I called all my ready mix companies. Some said they will research it, all had no idea what I was talking about. I told them I need mix to mitigate water and prevent a thermal bridge through my foundations. No help here. So that will leave labor intensive mixing in mortar drums, pouring by hand. If it were just my home no problem, but not good for a spec production natural home builder that needs to make some $ to pay bills just like everyone else.
Hey Terry......Good to have someone also here really looking into things like this...
I do wish folks, like the Gentleman in the video, all the luck in the world with their dreams and aspirations...I just wish so many of them would not try to "reinvent wheels" and/or drink too much of their own "Kool-Aid," then try to convince the rest of us..."Ya...what I got here is way better..."
I have not seen yet, in 40 years very much of anything that is "way better." I am still looking....

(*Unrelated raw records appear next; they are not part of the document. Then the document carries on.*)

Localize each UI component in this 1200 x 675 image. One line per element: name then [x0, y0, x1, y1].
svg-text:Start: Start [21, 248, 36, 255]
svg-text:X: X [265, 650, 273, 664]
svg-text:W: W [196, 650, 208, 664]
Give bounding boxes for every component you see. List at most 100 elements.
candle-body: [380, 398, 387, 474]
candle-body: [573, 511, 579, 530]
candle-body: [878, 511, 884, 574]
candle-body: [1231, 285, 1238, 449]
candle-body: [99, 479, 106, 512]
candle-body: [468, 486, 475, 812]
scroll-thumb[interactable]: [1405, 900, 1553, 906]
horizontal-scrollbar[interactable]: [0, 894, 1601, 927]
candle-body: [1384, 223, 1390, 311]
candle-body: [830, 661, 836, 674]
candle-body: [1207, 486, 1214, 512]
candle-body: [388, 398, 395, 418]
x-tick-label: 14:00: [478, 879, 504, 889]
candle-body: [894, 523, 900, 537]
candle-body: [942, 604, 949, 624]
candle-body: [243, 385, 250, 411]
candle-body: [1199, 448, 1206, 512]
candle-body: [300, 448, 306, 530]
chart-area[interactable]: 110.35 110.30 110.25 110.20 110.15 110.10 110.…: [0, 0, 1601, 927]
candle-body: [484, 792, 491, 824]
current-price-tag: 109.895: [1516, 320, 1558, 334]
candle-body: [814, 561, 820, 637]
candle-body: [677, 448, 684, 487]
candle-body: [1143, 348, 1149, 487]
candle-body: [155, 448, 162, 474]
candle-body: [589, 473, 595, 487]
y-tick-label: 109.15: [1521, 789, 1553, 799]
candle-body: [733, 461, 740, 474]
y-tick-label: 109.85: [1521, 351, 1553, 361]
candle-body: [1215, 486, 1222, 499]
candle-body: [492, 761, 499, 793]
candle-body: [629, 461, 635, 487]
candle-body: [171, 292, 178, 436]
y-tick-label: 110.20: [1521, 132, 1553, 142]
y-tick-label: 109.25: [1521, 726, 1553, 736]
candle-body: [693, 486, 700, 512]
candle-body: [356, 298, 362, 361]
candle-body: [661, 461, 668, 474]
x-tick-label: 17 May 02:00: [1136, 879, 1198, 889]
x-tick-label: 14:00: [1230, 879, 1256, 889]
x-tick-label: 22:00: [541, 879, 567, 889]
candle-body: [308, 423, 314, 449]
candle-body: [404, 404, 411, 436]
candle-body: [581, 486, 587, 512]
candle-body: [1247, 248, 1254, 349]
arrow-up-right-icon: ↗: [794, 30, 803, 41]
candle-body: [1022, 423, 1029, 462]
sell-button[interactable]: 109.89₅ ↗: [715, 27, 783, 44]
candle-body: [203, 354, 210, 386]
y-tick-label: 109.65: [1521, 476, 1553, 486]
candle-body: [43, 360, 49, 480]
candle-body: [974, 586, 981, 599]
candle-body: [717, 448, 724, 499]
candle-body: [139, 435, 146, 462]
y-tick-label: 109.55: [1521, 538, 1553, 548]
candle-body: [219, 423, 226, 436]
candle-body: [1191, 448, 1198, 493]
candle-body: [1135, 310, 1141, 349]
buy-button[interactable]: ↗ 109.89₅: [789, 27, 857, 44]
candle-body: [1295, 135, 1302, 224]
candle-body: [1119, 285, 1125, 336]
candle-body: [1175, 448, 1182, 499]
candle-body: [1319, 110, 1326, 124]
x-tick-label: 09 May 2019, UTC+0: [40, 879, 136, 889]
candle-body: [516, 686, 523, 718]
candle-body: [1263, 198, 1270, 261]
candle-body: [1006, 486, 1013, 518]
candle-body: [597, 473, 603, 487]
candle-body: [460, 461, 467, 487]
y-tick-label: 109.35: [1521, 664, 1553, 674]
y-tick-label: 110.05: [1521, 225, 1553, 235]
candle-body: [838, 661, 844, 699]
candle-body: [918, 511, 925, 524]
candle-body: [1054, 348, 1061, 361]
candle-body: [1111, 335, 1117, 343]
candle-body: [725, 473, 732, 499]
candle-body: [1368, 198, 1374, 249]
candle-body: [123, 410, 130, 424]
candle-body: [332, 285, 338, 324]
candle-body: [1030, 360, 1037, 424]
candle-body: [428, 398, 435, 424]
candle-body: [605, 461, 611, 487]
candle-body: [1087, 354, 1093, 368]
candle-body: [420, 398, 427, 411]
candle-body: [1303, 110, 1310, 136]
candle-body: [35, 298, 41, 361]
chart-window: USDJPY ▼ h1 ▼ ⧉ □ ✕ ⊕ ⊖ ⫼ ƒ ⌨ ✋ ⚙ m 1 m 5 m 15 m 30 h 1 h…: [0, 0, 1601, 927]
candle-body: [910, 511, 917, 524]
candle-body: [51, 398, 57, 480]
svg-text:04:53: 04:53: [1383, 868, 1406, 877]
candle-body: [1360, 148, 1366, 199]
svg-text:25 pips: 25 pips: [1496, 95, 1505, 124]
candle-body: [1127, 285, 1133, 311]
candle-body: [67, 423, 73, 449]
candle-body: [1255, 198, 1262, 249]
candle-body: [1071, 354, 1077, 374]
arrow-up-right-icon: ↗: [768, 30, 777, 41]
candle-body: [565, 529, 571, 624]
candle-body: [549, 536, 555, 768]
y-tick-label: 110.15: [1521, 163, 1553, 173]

That stress skin project you are going on will show you a great deal...I could promise that structure of OSB and Foam will not be standing in 250 years like the "Meeting House" (the oldest in Vermont) that I attend occasionally here in Thetford. It just amazes me how folks "buy into" the sales hype of all these industrial products and not really take a step back to look at it and the bigger picture of not only the architecture but the industries that manufacture the materials... Everyone seems to want the "quick fix," along with their "instant gratification" and the "cheapest price." Never really thinking is this the best "value?" Will it last? What are the maintenance costs? Is the structure easy to work on, modify, add plumbing and wiring to, etc?